Edward Sneyd was a Major of the Royal Horse Guards (blue), and became a widower early in life. The death of his wife was a great affliction, but his relations and friends, who were numerous, proved eager to take charge of his daughters. Nothing could have exceeded the kindness and care

with which Mrs. Seward executed the trust that she had undertaken. Indeed, none could have singled out Honora from Mrs. Seward’s own daughters by the light of anything in Mrs. Seward’s treatment or conduct. Honora was very beautiful and accomplished, and had attracted many admirers, as well as lovers. Anna Seward relates a whimsical story of an “oddity,” an “awkward pedantic youth, once resident for a little time at Lichfield, who, when asked how he liked Honora, replied, ‘I could not have conceived that she had half the face she has,’ adding that Honora was finely rallied about this imputed plenitude of face. The oval elegance of its delicate and beauteous contour made the exclamation trebly absurd.” But her first real lover was the “ill-fated” Major André. He first met Honora at Buxton, or Matlock, and, falling deeply in love with her, became a frequent visitor at the Palace. He writes, “How am I honoured in Mr. and Mrs. Seward’s attachment to me!” An engagement followed, but the marriage was prohibited. The reason, it would seem, was that André had

not sufficient means to support a wife. André wrote to Honora, “But oh! my dear Honora! it is for thy sake only I wish for wealth,” which wealth, indeed, he called “vile trash” in another of his letters.

The story of the young soldier is truly a sad one. In 1780, while serving in America, André was entrusted with secret negotiations for the betrayal of West Point to the British forces, but was captured by the Americans. In spite of his petition that General Washington would “adapt the mode of death to his feelings as a man of honour,” he was hanged as a spy at Tappan. General Washington was unable to listen to strong appeals for clemency, for, though commander of the American armies, his voice counted but one on the court martial. André was of French descent, and has been described as high-spirited, accomplished, affectionate and merry-hearted. Anna Seward tells us that he appeared to her to be “dazzled” by Honora, who estimated highly his talents; but the poetess adds that he did not possess “the reasoning mind” Honora required. In 1821 his body was, on the petition of the Duke of

York, brought to England. “The courtesy and good feeling,” remarks Dean Stanley of the Americans, were remarkable. The bier was decorated with garlands and flowers, as it was transported to the ship. On arrival in England the remains were first deposited in the Islip Chapel, and subsequently buried in the nave of Westminster Abbey, where the funeral service was celebrated, and where a monument was erected to his memory.

Washington, Anna Seward records, did her the honour to charge his aide-de-camp to assure her that no circumstances of his life had given him so much pain as the necessary sacrifice of André’s life.

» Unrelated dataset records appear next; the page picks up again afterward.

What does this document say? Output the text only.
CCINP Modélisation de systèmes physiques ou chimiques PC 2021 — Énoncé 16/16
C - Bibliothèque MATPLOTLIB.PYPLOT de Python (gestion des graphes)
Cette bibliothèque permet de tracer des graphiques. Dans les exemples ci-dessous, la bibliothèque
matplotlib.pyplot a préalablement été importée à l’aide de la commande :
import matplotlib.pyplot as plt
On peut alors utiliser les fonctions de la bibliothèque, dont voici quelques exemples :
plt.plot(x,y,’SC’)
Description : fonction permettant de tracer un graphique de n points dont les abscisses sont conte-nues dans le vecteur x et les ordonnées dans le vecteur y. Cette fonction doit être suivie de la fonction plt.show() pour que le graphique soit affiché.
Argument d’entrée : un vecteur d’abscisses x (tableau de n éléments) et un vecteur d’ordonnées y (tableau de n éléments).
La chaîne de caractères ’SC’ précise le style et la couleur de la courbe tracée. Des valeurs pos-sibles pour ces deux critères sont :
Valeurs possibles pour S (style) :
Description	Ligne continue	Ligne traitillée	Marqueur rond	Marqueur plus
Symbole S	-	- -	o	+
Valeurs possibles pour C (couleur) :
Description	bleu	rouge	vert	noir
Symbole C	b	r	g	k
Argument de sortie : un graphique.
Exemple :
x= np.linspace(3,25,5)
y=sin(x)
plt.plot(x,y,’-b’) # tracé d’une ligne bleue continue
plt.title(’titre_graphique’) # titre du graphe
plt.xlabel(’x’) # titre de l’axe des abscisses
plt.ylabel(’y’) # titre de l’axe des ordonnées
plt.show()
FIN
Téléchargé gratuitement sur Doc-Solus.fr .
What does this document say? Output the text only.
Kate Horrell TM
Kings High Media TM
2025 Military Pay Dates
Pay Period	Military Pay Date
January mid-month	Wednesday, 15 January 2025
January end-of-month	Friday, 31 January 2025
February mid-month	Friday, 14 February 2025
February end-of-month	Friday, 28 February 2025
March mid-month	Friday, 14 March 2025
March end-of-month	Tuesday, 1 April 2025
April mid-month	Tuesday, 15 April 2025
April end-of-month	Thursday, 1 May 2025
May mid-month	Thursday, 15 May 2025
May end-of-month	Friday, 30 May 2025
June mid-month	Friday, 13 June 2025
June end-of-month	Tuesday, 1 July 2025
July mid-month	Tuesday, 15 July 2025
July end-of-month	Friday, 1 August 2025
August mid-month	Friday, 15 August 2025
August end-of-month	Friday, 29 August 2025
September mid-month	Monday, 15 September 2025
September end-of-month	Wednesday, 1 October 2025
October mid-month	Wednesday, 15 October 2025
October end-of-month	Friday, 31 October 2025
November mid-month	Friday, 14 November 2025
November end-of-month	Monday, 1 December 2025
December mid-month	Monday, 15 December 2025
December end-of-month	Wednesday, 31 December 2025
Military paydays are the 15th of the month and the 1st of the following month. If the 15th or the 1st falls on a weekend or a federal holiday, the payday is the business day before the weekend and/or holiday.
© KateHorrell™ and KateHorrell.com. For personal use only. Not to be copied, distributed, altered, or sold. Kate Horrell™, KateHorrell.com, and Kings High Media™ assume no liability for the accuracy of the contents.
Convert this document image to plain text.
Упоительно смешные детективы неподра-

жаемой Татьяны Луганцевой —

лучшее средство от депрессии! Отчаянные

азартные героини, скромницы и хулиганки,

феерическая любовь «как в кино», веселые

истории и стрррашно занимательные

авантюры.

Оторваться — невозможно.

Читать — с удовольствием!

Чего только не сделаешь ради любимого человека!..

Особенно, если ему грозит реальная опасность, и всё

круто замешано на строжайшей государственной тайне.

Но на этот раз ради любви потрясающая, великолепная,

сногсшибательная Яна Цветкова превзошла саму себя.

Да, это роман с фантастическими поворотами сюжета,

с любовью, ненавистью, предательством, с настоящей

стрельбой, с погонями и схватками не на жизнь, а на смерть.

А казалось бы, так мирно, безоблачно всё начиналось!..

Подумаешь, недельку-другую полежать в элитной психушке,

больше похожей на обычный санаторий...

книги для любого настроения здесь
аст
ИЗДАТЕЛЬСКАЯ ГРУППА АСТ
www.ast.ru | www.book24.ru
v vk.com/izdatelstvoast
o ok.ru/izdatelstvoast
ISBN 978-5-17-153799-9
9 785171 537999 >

Thomas Day, the author of “Sandford and Merton,” who spent a good deal of his life in hunting for a wife, made love to Honora. She, however, refused to marry him; and small wonder, for the conditions he wished to impose on her were ridiculously stringent and restrictive, and she, not unnaturally, refused to entertain the prospect of the unqualified control of a husband over all her actions, implied by his requirements. Later on Day wished to marry Honora’s

sister, but she also refused his offer. It may be added that he eventually succeeded in marrying a Yorkshire lady, who became devoted to him, and was inconsolable on his death, in 1789, from a kick by a horse.

The Earl of Warwick, when Lord George Greville, met Honora at some race-meeting, and was, we read, much fascinated with her. A Colonel Barry also was her lover, and once stated, “she was the only woman he had ever seriously loved.”